The profile page of Mat, one of the characters in Emily Is Away &lt;3 Image: Kyle Seeley

In Emily Is Away <3, Evelyn had only dated guys prior to dating me (as far as the game tells me), and she broke up with me to date a guy (okay, so Evelyn told me she wasn’t leaving me for Steve, but c’mon, it was so obvious). Nobody in the game comments on this. Trust me, it would’ve made a lot more sense if these 2008-era characters had commented on Evelyn’s relationship history, especially if I’m supposed to be Evelyn’s first-ever girlfriend. I know what teens were like in 2008 — especially teens at Natick High School, where this game is set, because that’s the next town over from where I actually grew up.

What fascinated me more, while also breaking my immersion, was the way that my player character talked to these girls in the game, as well as how they perceived me. The ways that a teen girl might come off as creepy or annoying tend to differ from the ways that a teen boy would. Not always, of course — but there is a wealth of academic scholarship about how different people are socialized to communicate in different ways, depending on how other people perceive them.

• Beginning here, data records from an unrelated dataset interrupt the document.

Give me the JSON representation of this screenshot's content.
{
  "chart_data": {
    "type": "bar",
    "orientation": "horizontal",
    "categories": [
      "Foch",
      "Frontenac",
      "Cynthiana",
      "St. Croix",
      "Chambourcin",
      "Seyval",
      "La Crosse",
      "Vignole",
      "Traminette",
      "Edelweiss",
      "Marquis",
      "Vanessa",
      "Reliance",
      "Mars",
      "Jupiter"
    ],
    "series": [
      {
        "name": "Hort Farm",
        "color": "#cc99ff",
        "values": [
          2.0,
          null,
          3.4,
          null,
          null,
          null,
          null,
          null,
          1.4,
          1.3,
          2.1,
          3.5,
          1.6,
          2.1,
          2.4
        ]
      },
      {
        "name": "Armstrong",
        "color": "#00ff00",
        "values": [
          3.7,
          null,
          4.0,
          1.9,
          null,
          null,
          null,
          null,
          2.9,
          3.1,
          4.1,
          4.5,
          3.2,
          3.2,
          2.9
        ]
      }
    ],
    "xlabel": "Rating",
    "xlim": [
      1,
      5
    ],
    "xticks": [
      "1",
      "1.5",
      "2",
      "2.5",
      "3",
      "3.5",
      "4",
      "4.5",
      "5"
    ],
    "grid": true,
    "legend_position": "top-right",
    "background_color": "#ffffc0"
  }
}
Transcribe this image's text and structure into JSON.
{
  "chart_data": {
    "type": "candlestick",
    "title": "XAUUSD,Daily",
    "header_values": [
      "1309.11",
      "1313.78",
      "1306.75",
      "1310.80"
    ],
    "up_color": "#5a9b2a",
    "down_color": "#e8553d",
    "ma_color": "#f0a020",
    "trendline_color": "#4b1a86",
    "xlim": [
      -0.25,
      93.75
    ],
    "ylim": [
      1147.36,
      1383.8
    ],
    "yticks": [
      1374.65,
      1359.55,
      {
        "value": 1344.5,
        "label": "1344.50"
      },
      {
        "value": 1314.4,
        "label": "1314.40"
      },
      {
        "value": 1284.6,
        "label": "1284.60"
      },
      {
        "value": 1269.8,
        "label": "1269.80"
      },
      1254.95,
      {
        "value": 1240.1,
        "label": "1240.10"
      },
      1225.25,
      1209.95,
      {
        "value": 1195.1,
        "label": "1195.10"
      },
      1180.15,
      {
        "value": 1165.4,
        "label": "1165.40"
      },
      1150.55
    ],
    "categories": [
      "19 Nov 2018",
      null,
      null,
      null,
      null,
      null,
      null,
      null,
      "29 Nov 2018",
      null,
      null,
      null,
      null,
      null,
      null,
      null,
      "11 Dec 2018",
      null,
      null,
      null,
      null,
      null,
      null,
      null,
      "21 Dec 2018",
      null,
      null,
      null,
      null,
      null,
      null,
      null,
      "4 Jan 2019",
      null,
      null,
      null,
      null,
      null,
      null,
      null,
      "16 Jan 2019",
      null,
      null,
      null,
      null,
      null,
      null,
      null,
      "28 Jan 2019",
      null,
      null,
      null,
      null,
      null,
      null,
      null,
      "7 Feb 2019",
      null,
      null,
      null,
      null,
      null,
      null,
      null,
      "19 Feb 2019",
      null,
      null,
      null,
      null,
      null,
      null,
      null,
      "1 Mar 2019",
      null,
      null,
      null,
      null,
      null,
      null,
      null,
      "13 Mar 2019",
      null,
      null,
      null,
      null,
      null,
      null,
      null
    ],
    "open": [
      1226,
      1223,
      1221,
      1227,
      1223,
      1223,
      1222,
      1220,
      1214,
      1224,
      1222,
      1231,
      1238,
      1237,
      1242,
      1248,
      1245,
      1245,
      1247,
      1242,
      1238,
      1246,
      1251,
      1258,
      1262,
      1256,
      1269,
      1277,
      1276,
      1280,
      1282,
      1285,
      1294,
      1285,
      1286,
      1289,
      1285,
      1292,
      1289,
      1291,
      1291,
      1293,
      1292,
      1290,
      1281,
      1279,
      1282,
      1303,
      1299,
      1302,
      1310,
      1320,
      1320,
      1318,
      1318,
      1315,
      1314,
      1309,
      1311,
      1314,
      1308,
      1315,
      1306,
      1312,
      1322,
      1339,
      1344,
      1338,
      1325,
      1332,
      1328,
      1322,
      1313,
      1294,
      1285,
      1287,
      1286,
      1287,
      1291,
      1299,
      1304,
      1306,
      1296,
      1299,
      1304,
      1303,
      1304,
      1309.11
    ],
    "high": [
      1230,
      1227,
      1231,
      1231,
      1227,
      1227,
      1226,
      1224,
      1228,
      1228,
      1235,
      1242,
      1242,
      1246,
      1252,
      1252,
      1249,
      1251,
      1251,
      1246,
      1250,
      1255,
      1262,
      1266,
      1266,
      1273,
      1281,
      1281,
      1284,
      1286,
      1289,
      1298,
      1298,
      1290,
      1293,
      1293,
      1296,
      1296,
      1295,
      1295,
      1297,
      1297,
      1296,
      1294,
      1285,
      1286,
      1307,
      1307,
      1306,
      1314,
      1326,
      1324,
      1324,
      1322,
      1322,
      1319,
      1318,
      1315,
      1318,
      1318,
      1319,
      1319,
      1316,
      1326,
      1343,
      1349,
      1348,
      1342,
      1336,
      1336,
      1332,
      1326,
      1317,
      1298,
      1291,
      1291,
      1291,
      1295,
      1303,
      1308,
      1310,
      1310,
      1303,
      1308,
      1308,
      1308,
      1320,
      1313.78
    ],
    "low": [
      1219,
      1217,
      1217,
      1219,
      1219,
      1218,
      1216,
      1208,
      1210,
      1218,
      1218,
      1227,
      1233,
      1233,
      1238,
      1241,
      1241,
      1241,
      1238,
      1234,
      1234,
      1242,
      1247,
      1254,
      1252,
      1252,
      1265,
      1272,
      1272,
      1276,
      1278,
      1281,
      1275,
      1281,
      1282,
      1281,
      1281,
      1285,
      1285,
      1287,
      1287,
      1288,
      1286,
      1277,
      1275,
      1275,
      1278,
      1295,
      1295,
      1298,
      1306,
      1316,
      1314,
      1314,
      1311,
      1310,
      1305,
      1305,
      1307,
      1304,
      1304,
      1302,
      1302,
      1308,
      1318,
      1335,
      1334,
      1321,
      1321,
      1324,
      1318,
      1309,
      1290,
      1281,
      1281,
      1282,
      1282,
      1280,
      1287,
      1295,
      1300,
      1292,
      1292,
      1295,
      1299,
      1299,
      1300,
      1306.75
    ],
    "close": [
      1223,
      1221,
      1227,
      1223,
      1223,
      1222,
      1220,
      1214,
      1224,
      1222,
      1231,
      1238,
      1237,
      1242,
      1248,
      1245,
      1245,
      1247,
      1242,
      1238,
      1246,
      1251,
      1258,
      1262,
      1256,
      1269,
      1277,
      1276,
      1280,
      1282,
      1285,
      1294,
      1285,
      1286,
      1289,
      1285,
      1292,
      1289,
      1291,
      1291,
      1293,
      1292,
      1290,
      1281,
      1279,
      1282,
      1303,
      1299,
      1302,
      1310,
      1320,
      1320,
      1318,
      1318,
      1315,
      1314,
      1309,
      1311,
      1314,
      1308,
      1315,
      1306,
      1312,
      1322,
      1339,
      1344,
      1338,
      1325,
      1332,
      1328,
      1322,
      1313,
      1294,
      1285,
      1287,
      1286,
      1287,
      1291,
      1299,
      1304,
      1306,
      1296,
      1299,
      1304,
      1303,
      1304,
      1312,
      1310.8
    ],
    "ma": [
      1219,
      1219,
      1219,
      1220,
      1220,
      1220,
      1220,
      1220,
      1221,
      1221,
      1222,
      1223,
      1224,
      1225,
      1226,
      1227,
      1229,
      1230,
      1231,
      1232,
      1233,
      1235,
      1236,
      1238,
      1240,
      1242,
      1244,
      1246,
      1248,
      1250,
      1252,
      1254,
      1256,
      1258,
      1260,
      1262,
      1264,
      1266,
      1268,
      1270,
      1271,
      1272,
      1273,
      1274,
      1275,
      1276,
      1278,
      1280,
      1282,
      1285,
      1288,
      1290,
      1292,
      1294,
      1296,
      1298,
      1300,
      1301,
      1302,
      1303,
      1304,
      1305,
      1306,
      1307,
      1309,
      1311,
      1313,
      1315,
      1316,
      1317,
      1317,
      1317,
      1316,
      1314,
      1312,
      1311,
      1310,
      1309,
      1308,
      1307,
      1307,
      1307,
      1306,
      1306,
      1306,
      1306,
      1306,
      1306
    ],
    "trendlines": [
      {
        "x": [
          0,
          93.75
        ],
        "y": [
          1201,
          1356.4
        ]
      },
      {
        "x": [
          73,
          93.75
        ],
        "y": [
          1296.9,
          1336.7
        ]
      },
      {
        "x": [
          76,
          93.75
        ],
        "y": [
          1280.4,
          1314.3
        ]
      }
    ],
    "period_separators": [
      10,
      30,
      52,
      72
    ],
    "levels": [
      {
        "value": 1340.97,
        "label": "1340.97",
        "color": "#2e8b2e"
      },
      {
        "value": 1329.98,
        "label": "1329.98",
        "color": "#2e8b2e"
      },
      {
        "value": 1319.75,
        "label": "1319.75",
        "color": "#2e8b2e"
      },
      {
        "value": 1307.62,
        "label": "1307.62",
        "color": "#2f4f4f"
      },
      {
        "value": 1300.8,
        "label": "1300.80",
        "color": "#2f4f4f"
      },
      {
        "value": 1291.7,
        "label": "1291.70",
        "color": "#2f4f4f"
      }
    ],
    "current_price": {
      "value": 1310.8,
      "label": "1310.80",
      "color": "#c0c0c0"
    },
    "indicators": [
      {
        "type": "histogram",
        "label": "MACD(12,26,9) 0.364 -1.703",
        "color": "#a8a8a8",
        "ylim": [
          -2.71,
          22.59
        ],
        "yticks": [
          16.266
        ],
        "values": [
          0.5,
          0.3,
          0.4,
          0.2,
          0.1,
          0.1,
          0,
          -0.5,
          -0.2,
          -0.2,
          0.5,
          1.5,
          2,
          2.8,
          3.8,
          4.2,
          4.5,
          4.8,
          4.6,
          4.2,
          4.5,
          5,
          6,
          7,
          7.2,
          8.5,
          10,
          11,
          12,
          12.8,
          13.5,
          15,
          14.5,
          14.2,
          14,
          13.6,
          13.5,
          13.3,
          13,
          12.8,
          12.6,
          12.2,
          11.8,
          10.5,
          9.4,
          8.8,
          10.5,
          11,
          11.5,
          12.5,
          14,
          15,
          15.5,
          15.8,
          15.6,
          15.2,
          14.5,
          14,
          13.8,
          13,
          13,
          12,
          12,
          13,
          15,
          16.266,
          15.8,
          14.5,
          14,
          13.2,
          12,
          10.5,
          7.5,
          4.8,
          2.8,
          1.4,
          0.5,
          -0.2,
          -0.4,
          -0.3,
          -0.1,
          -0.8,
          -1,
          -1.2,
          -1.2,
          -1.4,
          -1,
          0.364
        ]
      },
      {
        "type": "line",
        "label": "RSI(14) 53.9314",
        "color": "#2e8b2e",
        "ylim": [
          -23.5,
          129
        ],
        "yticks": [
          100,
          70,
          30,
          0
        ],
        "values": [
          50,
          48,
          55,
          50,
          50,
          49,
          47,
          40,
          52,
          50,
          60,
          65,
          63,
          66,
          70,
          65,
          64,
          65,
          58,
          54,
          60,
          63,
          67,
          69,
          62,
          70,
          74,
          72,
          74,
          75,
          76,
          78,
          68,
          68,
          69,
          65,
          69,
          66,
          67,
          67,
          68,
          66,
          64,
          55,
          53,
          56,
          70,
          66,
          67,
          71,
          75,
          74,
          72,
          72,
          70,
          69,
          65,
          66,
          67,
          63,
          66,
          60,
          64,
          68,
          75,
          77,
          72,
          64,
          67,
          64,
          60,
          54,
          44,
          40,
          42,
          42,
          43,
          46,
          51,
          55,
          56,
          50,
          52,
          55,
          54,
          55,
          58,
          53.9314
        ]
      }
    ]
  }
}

In the first two Emily Is Away games, I’d often find myself with a string of dialogue options that didn’t sound like anything I’d ever say in my life. In the third game, that still happened, but less often. It might sound here like I think that the Emily Is Away series needed to include even more dialogue to allow for the life experiences of someone like me. And while I do think that the ups and downs of a teen queer social circle would make for a devastating game, that isn’t something I think Emily Is Away should necessarily attempt to do.

I convince Emily to come visit me in the first Emily Is Away game, but no matter what I do, our visit won’t go well Image: Kyle Seeley via Polygon

The strength of these games is that the protagonist actually is a defined character, a person who gains more definition with each successive game. Entering in my own personal information and attempting to play as myself, rather than coming along for the ride as a character who isn’t that much like me, resulted in me enjoying these three games less than I would have otherwise.

The Emily Is Away series doesn’t tell social media stories that everyone will be able to relate to. After all, not all of us used AIM in the early 2000s, or used Facebook in 2008. These games tell a specific story about characters who feel real and make tough decisions that are understandable, including the player character. I just wish I hadn’t spent my time with them imagining what a teenage version of myself would do.

Even if I had been able to play as my actual teenage self, I’m still pretty sure that Evelyn would have dumped me for Steve. Frickin’ Steve.